Fashions changed, and the modish raiment grew antiquated and despised; but still the "Flanders babies" had a cherished old age. They were graduated from milliners' boxes and mantua-makers' show rooms to nurseries and play-rooms where they reigned as queens of juvenile hearts. There are old ladies still living who recall the dolls of their youth as having been the battered fashion dolls sent to their mammas.
The best dolls in England were originally sold at Bartholomew Fair and were known as "Bartholomew babies." The English poet, Ward, wrote:—
"Ladies d'y want fine Toys
For Misses or for Boys
Of all sorts I have Choice
And pretty things to tease ye.
I want a little Babye
As pretty a one as may be
With head-dress made of Feather."
In Poor Robin's Almanack, 1695, is a reference to a "Bartholomew baby trickt up with ribbons and knots"; and they were known at the time of the landing of the Pilgrims. Therefore it is not impossible that some Winslow or Winthrop maid, some little miss of Bradford or Brewster birth, brought across seas a Bartholomew baby and was comforted by it.

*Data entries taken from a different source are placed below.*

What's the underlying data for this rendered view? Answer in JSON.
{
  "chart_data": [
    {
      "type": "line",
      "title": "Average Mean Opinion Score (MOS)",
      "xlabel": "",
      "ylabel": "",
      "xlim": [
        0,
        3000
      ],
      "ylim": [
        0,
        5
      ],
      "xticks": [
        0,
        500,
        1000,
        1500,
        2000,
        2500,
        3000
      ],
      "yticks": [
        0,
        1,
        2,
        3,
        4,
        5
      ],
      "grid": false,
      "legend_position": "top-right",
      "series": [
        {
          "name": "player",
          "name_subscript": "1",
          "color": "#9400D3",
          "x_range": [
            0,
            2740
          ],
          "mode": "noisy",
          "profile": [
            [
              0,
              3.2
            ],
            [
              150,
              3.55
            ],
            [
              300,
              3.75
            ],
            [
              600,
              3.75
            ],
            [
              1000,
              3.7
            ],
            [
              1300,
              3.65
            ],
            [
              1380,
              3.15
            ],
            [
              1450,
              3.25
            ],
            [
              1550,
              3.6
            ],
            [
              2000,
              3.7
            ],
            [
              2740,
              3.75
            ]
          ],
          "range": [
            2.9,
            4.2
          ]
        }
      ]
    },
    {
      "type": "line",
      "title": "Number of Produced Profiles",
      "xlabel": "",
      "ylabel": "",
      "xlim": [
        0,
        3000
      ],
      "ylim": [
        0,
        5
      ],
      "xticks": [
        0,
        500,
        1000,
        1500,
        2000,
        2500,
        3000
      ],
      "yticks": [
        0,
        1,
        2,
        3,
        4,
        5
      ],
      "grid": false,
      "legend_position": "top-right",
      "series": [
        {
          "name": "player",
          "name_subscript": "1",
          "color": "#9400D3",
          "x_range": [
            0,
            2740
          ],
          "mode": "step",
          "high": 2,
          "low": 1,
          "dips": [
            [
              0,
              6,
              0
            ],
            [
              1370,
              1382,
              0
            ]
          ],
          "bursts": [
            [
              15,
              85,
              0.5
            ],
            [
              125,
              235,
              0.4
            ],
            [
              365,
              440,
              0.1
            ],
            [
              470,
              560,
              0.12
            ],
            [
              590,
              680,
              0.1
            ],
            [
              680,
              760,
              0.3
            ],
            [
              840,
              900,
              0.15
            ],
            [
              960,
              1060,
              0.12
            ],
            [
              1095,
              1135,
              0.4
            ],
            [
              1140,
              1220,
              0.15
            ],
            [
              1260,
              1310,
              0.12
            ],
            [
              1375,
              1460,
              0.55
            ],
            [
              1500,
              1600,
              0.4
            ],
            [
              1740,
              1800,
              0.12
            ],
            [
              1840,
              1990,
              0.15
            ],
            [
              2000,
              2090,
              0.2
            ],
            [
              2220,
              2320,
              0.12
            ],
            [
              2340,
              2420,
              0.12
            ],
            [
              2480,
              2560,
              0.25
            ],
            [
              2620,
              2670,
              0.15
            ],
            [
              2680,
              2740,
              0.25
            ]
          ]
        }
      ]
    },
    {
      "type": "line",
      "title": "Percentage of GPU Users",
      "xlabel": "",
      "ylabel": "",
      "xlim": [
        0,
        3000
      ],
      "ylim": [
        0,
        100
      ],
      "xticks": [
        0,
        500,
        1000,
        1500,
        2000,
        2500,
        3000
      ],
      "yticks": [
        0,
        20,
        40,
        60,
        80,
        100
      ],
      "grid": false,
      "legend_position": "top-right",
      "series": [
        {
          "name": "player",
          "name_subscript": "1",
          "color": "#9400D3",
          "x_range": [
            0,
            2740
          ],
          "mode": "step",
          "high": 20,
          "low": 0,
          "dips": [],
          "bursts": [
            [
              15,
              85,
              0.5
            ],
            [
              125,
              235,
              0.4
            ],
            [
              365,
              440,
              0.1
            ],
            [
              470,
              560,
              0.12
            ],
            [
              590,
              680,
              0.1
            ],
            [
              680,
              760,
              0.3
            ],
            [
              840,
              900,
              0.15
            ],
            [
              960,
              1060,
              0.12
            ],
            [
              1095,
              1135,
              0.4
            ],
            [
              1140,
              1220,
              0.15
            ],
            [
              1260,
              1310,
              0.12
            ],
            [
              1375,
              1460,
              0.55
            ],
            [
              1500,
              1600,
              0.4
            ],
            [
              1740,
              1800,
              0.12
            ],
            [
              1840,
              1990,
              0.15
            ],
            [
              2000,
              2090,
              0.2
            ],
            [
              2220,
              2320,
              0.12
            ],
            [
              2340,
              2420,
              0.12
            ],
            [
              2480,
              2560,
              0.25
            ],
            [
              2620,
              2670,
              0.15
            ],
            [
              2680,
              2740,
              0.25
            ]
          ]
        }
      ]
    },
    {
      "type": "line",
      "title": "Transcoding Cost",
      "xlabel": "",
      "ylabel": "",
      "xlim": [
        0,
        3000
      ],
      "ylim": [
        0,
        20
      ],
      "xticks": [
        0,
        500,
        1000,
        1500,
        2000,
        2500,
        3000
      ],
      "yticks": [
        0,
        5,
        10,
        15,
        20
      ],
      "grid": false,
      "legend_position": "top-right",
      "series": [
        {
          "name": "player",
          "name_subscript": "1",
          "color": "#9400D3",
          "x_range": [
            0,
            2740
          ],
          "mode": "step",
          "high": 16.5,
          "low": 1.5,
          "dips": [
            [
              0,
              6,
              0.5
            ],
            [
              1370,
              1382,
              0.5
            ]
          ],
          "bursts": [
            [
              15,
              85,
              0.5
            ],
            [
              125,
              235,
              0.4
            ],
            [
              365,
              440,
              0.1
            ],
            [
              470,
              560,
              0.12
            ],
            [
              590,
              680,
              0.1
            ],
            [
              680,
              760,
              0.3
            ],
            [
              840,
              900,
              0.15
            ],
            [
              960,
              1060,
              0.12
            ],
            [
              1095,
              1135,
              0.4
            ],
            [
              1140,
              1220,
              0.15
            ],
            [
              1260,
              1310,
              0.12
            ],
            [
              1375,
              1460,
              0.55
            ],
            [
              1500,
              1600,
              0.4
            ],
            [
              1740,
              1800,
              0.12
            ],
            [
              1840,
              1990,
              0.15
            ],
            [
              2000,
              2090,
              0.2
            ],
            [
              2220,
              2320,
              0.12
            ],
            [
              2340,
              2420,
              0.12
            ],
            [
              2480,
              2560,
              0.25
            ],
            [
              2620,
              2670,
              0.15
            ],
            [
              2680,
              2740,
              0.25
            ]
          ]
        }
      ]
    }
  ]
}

A pathetic interest is attached to the shapeless similitude of a doll named Bangwell Putt, shown facing page 370. It is in the collection at Deerfield Memorial Hall. It was cherished for eighty years by Clarissa Field of Northfield, Massachusetts, who was born blind, and whose halting but trusting rhymes of longing for the clear vision of another world are fastened to the plaything she loved in youth and in old age.
Nothing more absurd could be fancied than the nomenclature "French" attached to the two shapeless, inelegant creatures, a century old, shown on pages 364 and 367. Yet gawky as they are, they show signs of hard usage, which proves them to have had a more beloved life than the case of elegant Spanish dolls, on page 389, which were evidently too fine ever to be touched. The "White House Doll" spent the days of her youth in the White House at Washington, with the children of the President, John Quincy Adams, and is still cherished by his descendants.